Ga direct naar de inhoud.

Dankzij de media (23-01-2022)

Dankzij de media

 Mijn kleinzoon is acht en nu al draait bijna alles in zijn nog jonge leven om voetbal. Zoals bij veel van zijn klasgenootjes. Bijna allemaal hebben ze hun favoriete club en speler. Dragen soms zelfs een shirt met hun naam er op. Het volk heeft nu eenmaal instinctmatig behoefte aan heldenverering.

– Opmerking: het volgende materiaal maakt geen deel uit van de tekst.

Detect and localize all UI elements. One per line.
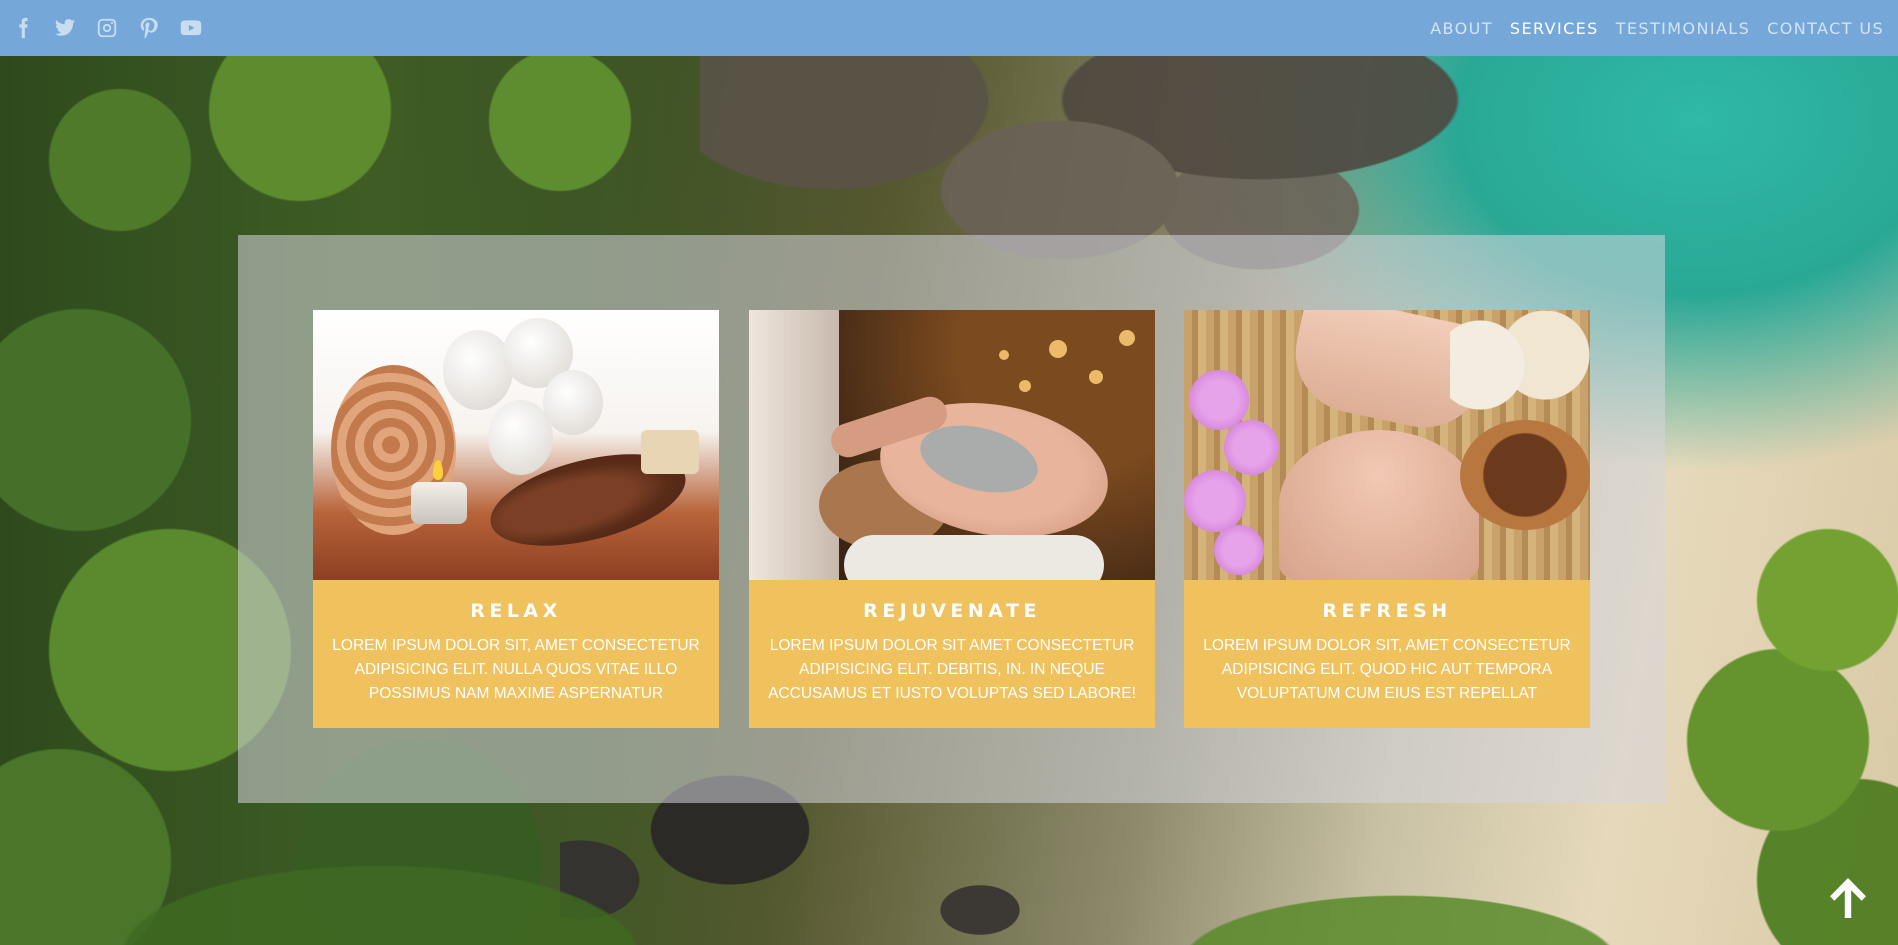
service-description: LOREM IPSUM DOLOR SIT, AMET CONSECTETUR … bbox=[1203, 637, 1571, 702]
service-title: REFRESH bbox=[1322, 600, 1452, 622]
service-card-relax: RELAX LOREM IPSUM DOLOR SIT, AMET CONSEC… bbox=[313, 310, 719, 728]
relax-photo bbox=[313, 310, 719, 580]
twitter-icon[interactable] bbox=[54, 17, 76, 39]
foreground-plants bbox=[0, 805, 1898, 945]
service-title: RELAX bbox=[470, 600, 562, 622]
service-card-refresh: REFRESH LOREM IPSUM DOLOR SIT, AMET CONS… bbox=[1184, 310, 1590, 728]
service-card-rejuvenate: REJUVENATE LOREM IPSUM DOLOR SIT AMET CO… bbox=[749, 310, 1155, 728]
nav-item-about[interactable]: ABOUT bbox=[1430, 19, 1493, 38]
arrow-up-icon bbox=[1830, 878, 1866, 918]
service-description: LOREM IPSUM DOLOR SIT, AMET CONSECTETUR … bbox=[332, 637, 700, 702]
nav-item-contact-us[interactable]: CONTACT US bbox=[1767, 19, 1884, 38]
services-panel: RELAX LOREM IPSUM DOLOR SIT, AMET CONSEC… bbox=[238, 235, 1665, 803]
nav-item-services[interactable]: SERVICES bbox=[1510, 19, 1599, 38]
pinterest-icon[interactable] bbox=[138, 17, 160, 39]
top-bar: ABOUT SERVICES TESTIMONIALS CONTACT US bbox=[0, 0, 1898, 56]
facebook-icon[interactable] bbox=[12, 17, 34, 39]
back-to-top-button[interactable] bbox=[1822, 872, 1874, 924]
instagram-icon[interactable] bbox=[96, 17, 118, 39]
social-links bbox=[12, 17, 202, 39]
youtube-icon[interactable] bbox=[180, 17, 202, 39]
main-nav: ABOUT SERVICES TESTIMONIALS CONTACT US bbox=[1430, 19, 1884, 38]
rejuvenate-photo bbox=[749, 310, 1155, 580]
nav-item-testimonials[interactable]: TESTIMONIALS bbox=[1616, 19, 1750, 38]
service-description: LOREM IPSUM DOLOR SIT AMET CONSECTETUR A… bbox=[768, 637, 1136, 702]
service-title: REJUVENATE bbox=[863, 600, 1041, 622]
refresh-photo bbox=[1184, 310, 1590, 580]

Voetballers, te jong om te mogen stemmen, te jong voor een rijbewijs en nog bijna verstoken van het kleinste pijltje schaamhaar worden behandeld als nieuwe goden. In de media worden emoties tot in de zoveelste macht uit vergroot. En al heel jong wonen die gastjes wel samen met vrouwen met fraaie rondingen en even mooi als blond. Tot ze weer een ander hebben. Iemand die nog meer verdient. Want het wereldje is zo decadent geworden dat niemand nog schrikt van een maandloon van 250.000 euro.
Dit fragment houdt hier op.